After about a month, I got locked in and figured out I could live there. They really didn't ask for much or have too many rules. You wake up at 6:30 UGH!!. Lights are out at 10pm but you could stay up as late as you want. You had to be in by dinner at 7:30. Plus, they want you to take a few classes each month. Pretty easy-peasy stuff...at least for me. Oh yeah....you needed to be able to get along with 34 other people from all different backgrounds. Not quite as easy-peasy but I'm a pretty mellow guy and only wanted to hit someone five to ten times during my time there. HA!!
As time moves on, you're building relationships with people. It's amazing how someone you would never talk to in the "outside world" has become one of your best friends. You have conversations and hear stories that even the best writers can't make up. All the things you might have made judgments about in the past, go out the window because when you look around, you realize that you're in the same place as him....and as him...and as her. It's an eye opening and life changing experience, to say the least.
For most of us, we thought that living at LPCS was the worst thing that could happen to us in our lives. We were wrong! For most of us, we arrived there hurt and broken from the lives we led before arriving in Lincoln Park. We were nurtured and helped and left there feeling healed and whole again. Every time I walk past the building, it brings back memories...both good and bad...and I like that. It's the bad things and how you deal with them that give you character. Never forget them.
I left LPCS three years ago tomorrow. I'm back in the building a couple of times a month to work on a project, teach a class or just have dinner and hang out. Almost every visit, I notice the place is falling apart. There's always repair work either going on or needing to occur. It seems like every summer there's a flood from the a leak in the roof. I didn't want to admit it but a new facility was needed....BAD!

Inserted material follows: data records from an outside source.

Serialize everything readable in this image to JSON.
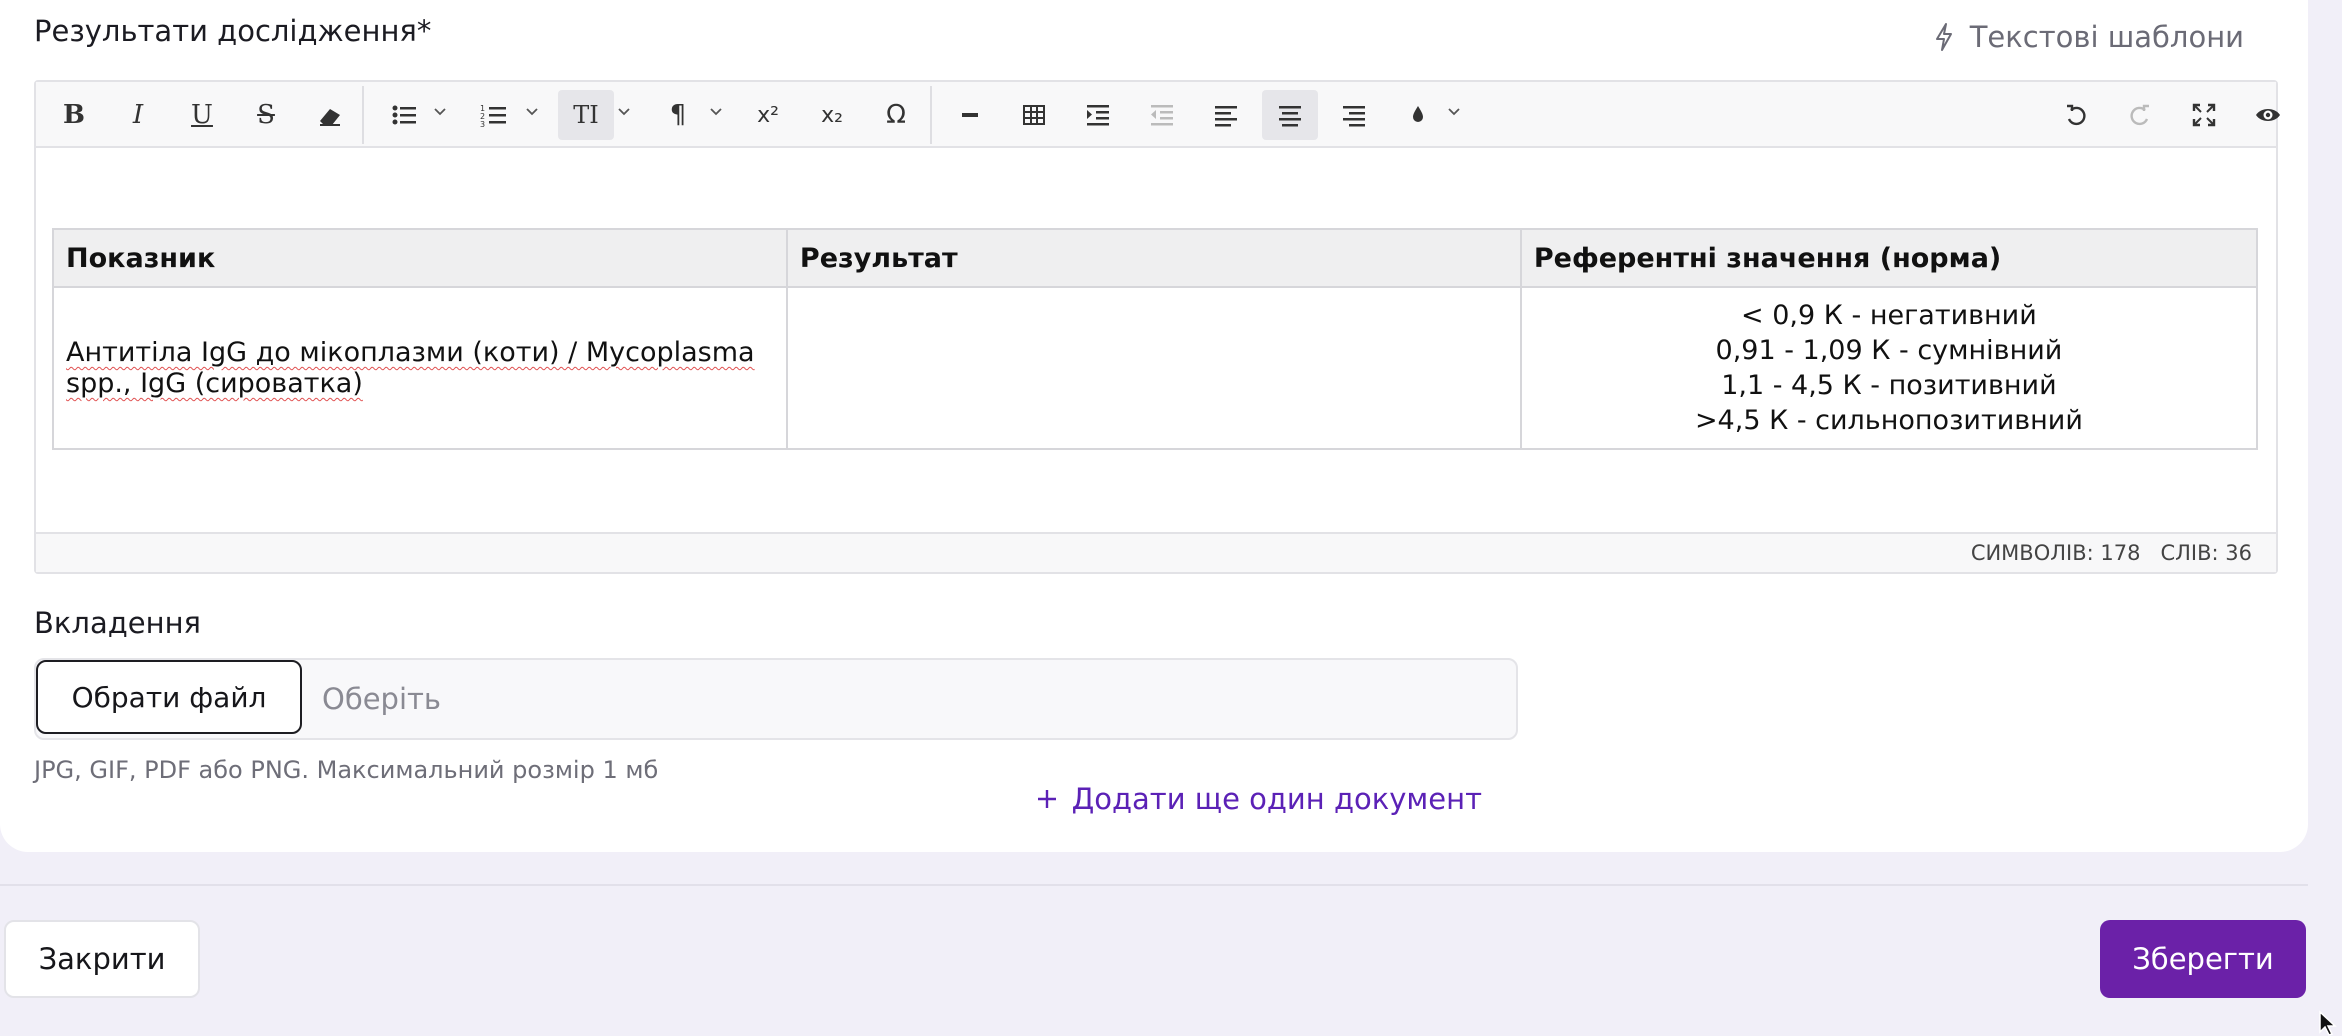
{
  "results": {
    "label": "Результати дослідження*",
    "templates_label": "Текстові шаблони"
  },
  "table": {
    "headers": [
      "Показник",
      "Результат",
      "Референтні значення (норма)"
    ],
    "row": {
      "indicator": "Антитіла IgG до мікоплазми (коти) / Mycoplasma spp., IgG (сироватка)",
      "result": "",
      "reference": [
        "< 0,9 К - негативний",
        "0,91 - 1,09 К - сумнівний",
        "1,1 - 4,5 К - позитивний",
        ">4,5 К - сильнопозитивний"
      ]
    }
  },
  "status": {
    "chars": "СИМВОЛІВ: 178",
    "words": "СЛІВ: 36"
  },
  "attachments": {
    "label": "Вкладення",
    "choose_button": "Обрати файл",
    "placeholder": "Оберіть",
    "hint": "JPG, GIF, PDF або PNG. Максимальний розмір 1 мб",
    "add_document": "Додати ще один документ"
  },
  "footer": {
    "close": "Закрити",
    "save": "Зберегти"
  },
  "colors": {
    "accent": "#6b21a8",
    "link": "#5b21b6",
    "background": "#f1eff8"
  }
}
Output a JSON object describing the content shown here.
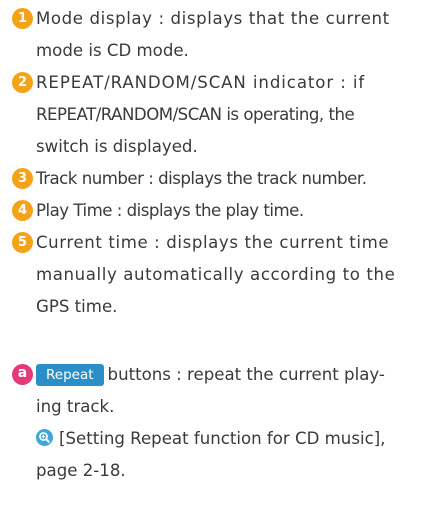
{
  "items": [
    {
      "num": "1",
      "lines": [
        "Mode display : displays that the current",
        "mode is CD mode."
      ]
    },
    {
      "num": "2",
      "lines": [
        "REPEAT/RANDOM/SCAN indicator : if",
        "REPEAT/RANDOM/SCAN is operating, the",
        "switch is displayed."
      ]
    },
    {
      "num": "3",
      "lines": [
        "Track number : displays the track number."
      ]
    },
    {
      "num": "4",
      "lines": [
        "Play Time : displays the play time."
      ]
    },
    {
      "num": "5",
      "lines": [
        "Current time : displays the current time",
        "manually automatically according to the",
        "GPS time."
      ]
    }
  ],
  "button_note": {
    "letter": "a",
    "button_label": "Repeat",
    "line1": "buttons : repeat the current play-",
    "line2": "ing track."
  },
  "reference": {
    "icon": "reference-icon",
    "line1": "[Setting Repeat function for CD music],",
    "line2": "page 2-18."
  }
}
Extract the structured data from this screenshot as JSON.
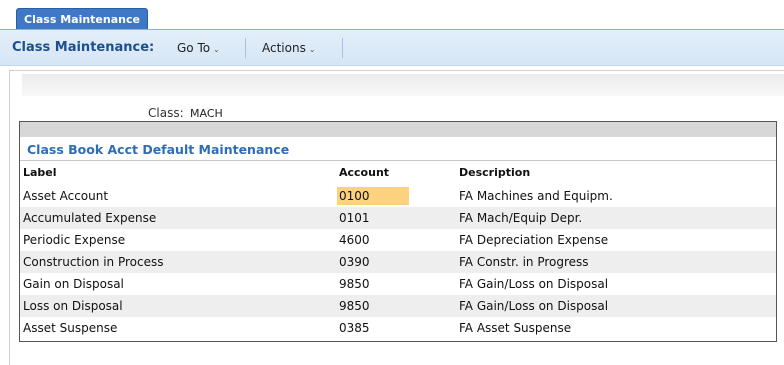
{
  "tab": {
    "label": "Class Maintenance"
  },
  "toolbar": {
    "title": "Class Maintenance:",
    "goto_label": "Go To",
    "actions_label": "Actions"
  },
  "class_field": {
    "label": "Class:",
    "value": "MACH"
  },
  "grid": {
    "title": "Class Book Acct Default Maintenance",
    "columns": [
      "Label",
      "Account",
      "Description"
    ],
    "rows": [
      {
        "label": "Asset Account",
        "account": "0100",
        "description": "FA Machines and Equipm."
      },
      {
        "label": "Accumulated Expense",
        "account": "0101",
        "description": "FA Mach/Equip Depr."
      },
      {
        "label": "Periodic Expense",
        "account": "4600",
        "description": "FA Depreciation Expense"
      },
      {
        "label": "Construction in Process",
        "account": "0390",
        "description": "FA Constr. in Progress"
      },
      {
        "label": "Gain on Disposal",
        "account": "9850",
        "description": "FA Gain/Loss on Disposal"
      },
      {
        "label": "Loss on Disposal",
        "account": "9850",
        "description": "FA Gain/Loss on Disposal"
      },
      {
        "label": "Asset Suspense",
        "account": "0385",
        "description": "FA Asset Suspense"
      }
    ]
  },
  "colors": {
    "tab_bg": "#3f78c7",
    "toolbar_title": "#1c4f8c",
    "grid_title": "#2f6db5",
    "account_highlight": "#fcd27f",
    "alt_row": "#eeeeee"
  }
}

It's been a long time coming but the funding is done, the city approval is done and maybe eventually the new neighbors will come around and become friends. It happened in Lincoln Park so I don't see why Old Town will be any different. Plus I noticed there's a Debra's Place women's shelter directly across the street. There can be parties, picnics and maybe even a Sadie Hawkin's Dance event. But seriously, the new facility means more people can be helped with temporary and permanent housing solutions. Less people living on the street is a great thing. It's the reason social agencies like this and so many others exist. Trust me, these people aren't in it for the money.
The new building is about a year away from completion. The old building will have to make due for a bit longer. I'm good with that. It gives me more time to get my emotions in check. I don't know if a year is enough...we'll see.
Not a word was spoke between us, there was little risk involved Everything up to that point had been left unresolved Try imagining a place where it's always safe and warm Come in, she said I'll give ya shelter from the storm
The song lyrics in bold are from Bob Dylan's "Shelter From The Storm"
This is another in the series Faces Of Homelessness.